Patients with Anorexia Nervosa (AN) often exhibit a heightened sense of reward associated with self-imposed starvation and excessive exercise in their pursuit of weight loss, which perpetuates maladaptive behaviors and negative health outcomes. A key feature of AN is compulsive physical activity, which exacerbates malnutrition and worsens clinical outcomes; however, the limited understanding of AN neurobiology has so far hindered the development of effective treatments. In this work, we hypothesized that AN may be sustained by an altered crosstalk between skeletal muscle and the brain induced by hyperactive behaviors via dysfunctional PGC-1α-FNDC5/Irisin-BDNF pathway.

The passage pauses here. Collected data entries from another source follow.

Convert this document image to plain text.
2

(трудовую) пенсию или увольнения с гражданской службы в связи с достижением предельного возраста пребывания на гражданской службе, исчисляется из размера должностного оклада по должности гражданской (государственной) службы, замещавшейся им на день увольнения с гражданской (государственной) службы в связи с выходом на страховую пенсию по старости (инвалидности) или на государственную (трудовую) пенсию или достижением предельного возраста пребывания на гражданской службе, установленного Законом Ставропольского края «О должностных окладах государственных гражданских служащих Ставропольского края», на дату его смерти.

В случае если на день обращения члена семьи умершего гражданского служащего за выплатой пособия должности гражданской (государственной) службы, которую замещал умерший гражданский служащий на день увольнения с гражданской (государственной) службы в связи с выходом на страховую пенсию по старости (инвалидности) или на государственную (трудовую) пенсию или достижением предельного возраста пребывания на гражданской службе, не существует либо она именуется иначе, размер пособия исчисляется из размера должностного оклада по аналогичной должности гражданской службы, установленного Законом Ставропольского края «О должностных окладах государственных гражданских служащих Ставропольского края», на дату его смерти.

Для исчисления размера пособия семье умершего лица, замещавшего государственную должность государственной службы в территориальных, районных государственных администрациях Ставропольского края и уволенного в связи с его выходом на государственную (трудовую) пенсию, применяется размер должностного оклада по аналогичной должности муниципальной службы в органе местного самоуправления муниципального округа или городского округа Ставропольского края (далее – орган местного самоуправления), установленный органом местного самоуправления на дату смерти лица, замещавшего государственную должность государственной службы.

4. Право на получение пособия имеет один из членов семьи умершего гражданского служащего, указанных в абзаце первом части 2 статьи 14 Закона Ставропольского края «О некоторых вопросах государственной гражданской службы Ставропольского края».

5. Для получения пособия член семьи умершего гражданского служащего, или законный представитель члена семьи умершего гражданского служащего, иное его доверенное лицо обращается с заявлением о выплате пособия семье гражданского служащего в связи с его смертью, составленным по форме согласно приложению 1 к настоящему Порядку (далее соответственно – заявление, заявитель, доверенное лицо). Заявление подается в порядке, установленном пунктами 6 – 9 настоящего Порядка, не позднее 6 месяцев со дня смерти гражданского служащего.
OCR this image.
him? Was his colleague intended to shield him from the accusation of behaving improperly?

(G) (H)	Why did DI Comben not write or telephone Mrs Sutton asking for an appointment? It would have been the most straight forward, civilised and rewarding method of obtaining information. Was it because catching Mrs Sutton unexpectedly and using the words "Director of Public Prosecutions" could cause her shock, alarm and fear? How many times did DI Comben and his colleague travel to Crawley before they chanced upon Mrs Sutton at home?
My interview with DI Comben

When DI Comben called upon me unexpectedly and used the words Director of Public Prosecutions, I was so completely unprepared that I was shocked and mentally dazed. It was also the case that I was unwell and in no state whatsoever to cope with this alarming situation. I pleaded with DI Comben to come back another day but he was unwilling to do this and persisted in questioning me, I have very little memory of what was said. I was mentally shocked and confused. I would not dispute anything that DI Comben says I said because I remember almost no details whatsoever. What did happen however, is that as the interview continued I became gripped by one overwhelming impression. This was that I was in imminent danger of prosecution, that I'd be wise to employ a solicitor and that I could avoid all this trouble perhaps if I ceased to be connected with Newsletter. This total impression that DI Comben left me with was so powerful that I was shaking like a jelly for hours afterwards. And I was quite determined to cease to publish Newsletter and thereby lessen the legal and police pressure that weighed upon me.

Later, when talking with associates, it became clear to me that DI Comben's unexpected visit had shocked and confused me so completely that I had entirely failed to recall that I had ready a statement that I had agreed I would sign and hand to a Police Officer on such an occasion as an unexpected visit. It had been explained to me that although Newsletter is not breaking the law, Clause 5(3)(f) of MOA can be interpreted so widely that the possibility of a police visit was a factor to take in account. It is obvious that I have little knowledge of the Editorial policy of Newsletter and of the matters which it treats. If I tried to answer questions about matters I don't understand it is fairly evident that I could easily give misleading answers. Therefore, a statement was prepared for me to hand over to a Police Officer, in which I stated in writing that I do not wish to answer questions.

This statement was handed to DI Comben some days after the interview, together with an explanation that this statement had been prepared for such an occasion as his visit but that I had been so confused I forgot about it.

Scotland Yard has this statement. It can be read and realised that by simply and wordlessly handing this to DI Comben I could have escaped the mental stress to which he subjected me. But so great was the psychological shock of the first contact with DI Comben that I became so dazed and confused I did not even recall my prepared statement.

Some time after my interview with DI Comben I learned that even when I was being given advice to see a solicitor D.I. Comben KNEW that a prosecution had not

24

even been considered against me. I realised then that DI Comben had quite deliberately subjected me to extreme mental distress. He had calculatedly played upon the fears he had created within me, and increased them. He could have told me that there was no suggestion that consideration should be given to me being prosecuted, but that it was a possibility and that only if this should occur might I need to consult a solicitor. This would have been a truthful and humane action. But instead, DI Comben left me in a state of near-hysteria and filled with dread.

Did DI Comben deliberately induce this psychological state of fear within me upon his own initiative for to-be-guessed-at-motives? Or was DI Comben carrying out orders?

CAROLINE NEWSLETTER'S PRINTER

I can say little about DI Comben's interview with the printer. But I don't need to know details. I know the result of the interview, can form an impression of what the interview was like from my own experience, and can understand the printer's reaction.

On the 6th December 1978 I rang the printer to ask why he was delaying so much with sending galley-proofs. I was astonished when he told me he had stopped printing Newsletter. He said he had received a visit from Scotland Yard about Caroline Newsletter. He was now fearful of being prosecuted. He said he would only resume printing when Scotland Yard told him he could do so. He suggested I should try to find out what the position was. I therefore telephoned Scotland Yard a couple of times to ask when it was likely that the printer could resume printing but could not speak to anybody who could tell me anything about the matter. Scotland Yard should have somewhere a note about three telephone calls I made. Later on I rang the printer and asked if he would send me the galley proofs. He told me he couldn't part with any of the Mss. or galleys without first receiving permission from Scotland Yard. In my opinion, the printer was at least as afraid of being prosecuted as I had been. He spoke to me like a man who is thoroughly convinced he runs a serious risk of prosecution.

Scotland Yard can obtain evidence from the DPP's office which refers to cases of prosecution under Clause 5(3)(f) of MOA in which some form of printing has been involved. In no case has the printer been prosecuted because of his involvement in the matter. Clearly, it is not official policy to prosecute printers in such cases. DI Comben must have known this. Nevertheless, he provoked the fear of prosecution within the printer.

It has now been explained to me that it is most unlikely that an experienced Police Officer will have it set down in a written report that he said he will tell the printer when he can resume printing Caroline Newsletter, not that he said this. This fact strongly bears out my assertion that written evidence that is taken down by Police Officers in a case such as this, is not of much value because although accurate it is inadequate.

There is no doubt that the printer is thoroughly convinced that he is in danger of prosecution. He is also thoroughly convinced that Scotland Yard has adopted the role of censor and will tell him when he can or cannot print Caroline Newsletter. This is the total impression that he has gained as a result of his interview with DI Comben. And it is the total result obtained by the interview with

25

While exercise-derived Irisin promotes neuroprotection modulating BDNF expression in the brain of healthy individuals, its dysregulation may contribute to disease persistence. We herein showed that both women with AN and rats exposed to the activity-based anorexia (ABA) paradigm exhibit compulsive hyperactive behaviors, and that their predisposition to engage in exercise is prodromic to the disease progression. We also revealed that an increase in the myokine Irisin is rapidly triggered by exercise in rodents contributing to develop the AN phenotype and that, in humans, Irisin remains persistently elevated only in subjects who did not recover. Moreover, ABA rats showed hippocampal reduction in the BDNF-TrkB signaling that persisted even following body weight recovery, suggesting a long-lasting increased vulnerability. Altogether, our findings indicate that a dysfunctional PGC-1α-FNDC5/Irisin-BDNF pathway, driven by hyperactivity, plays a critical role in a stage-dependent manner in AN pathophysiology in both patients and ABA rats, highlighting its potential as a novel, druggable target to mitigate disease progression.

Keywords: Adolescence; Compulsive exercise; Eating disorder; Hippocampus; Myokine; Neuroplasticity.